A estátua gigante de Mao Tsé-Tung na província chinesa de Henan, uma das zonas rurais mais pobres da China, foi parcialmente destruída. A sua construção, financiada por empresários e habitantes locais, tinha começado em março de 2015, tendo sido concluída em dezembro. Fotografias que agora circulam na internet mostram um Mao de pés e mãos arrancados e de cabeça tapada por um lençol preto.

A versão das autoridades, citada pelo diário chinês ligado ao Partido Comunista "People's Daily", é que o monumento não passou pelo devido processo de aprovação do governo antes da construção, obrigando ao início da destruição do mesmo.

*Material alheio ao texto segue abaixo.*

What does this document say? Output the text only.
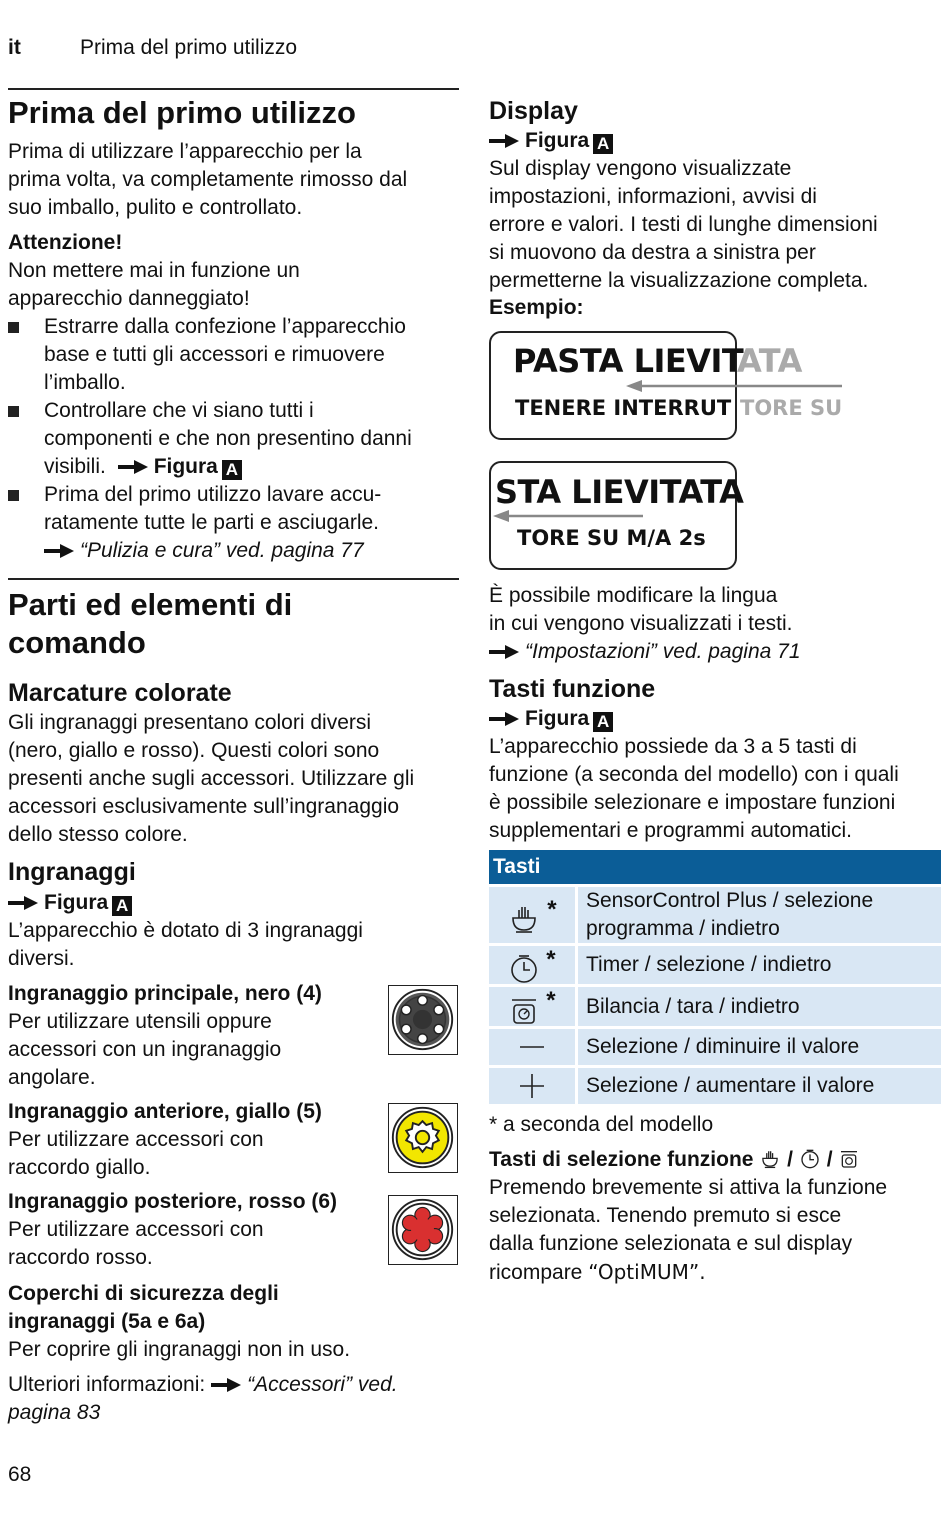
it	Prima del primo utilizzo
Prima del primo utilizzo
Prima di utilizzare l’apparecchio per la
prima volta, va completamente rimosso dal
suo imballo, pulito e controllato.
Attenzione!
Non mettere mai in funzione un
apparecchio danneggiato!
Estrarre dalla confezione l’apparecchio
base e tutti gli accessori e rimuovere
l’imballo.
Controllare che vi siano tutti i
componenti e che non presentino danni
visibili. Figura A
Prima del primo utilizzo lavare accu-
ratamente tutte le parti e asciugarle.
“Pulizia e cura” ved. pagina 77
Parti ed elementi di
comando
Marcature colorate
Gli ingranaggi presentano colori diversi
(nero, giallo e rosso). Questi colori sono
presenti anche sugli accessori. Utilizzare gli
accessori esclusivamente sull’ingranaggio
dello stesso colore.
Ingranaggi
Figura A
L’apparecchio è dotato di 3 ingranaggi
diversi.
Ingranaggio principale, nero (4)
Per utilizzare utensili oppure
accessori con un ingranaggio
angolare.
Ingranaggio anteriore, giallo (5)
Per utilizzare accessori con
raccordo giallo.
Ingranaggio posteriore, rosso (6)
Per utilizzare accessori con
raccordo rosso.
Coperchi di sicurezza degli
ingranaggi (5a e 6a)
Per coprire gli ingranaggi non in uso.
Ulteriori informazioni: “Accessori” ved.
pagina 83
Display
Figura A
Sul display vengono visualizzate
impostazioni, informazioni, avvisi di
errore e valori. I testi di lunghe dimensioni
si muovono da destra a sinistra per
permetterne la visualizzazione completa.
Esempio:
PASTA LIEVIT
ATA
TENERE INTERRUT TORE SU
STA LIEVITATA
TORE SU M/A 2s
È possibile modificare la lingua
in cui vengono visualizzati i testi.
“Impostazioni” ved. pagina 71
Tasti funzione
Figura A
L’apparecchio possiede da 3 a 5 tasti di
funzione (a seconda del modello) con i quali
è possibile selezionare e impostare funzioni
supplementari e programmi automatici.
Tasti	
*	SensorControl Plus / selezione
programma / indietro

*	Timer / selezione / indietro
*	Bilancia / tara / indietro
	Selezione / diminuire il valore
	Selezione / aumentare il valore
* a seconda del modello
Tasti di selezione funzione / /
Premendo brevemente si attiva la funzione
selezionata. Tenendo premuto si esce
dalla funzione selezionata e sul display
ricompare “OptiMUM”.
68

Mas nas redes sociais as opiniões são outras.

Em declarações ao “The Guardian”, um trabalhador local que não quis ser identificado diz que destruíram a estátua porque ocupava propriedade privada de um agricultor. Nos milhares de tweets sobre o assunto pode ler-se várias críticas ao montante gasto com o projeto. “Porque não usar 3 milhões para melhorar a educação local?”

A estátua tem 36 metros e terá custado 420 mil euros. É feita de betão e aço, sendo pintada de dourado.

Mao Tsé-Tung governou o país durante três décadas até à sua morte, em setembro de 1976. Foi o grande responsável pelas políticas do “Grande Salto em Frente”, que causaram a morte de 45 milhões de pessoas, sendo que a província de Henan foi uma das mais afetadas.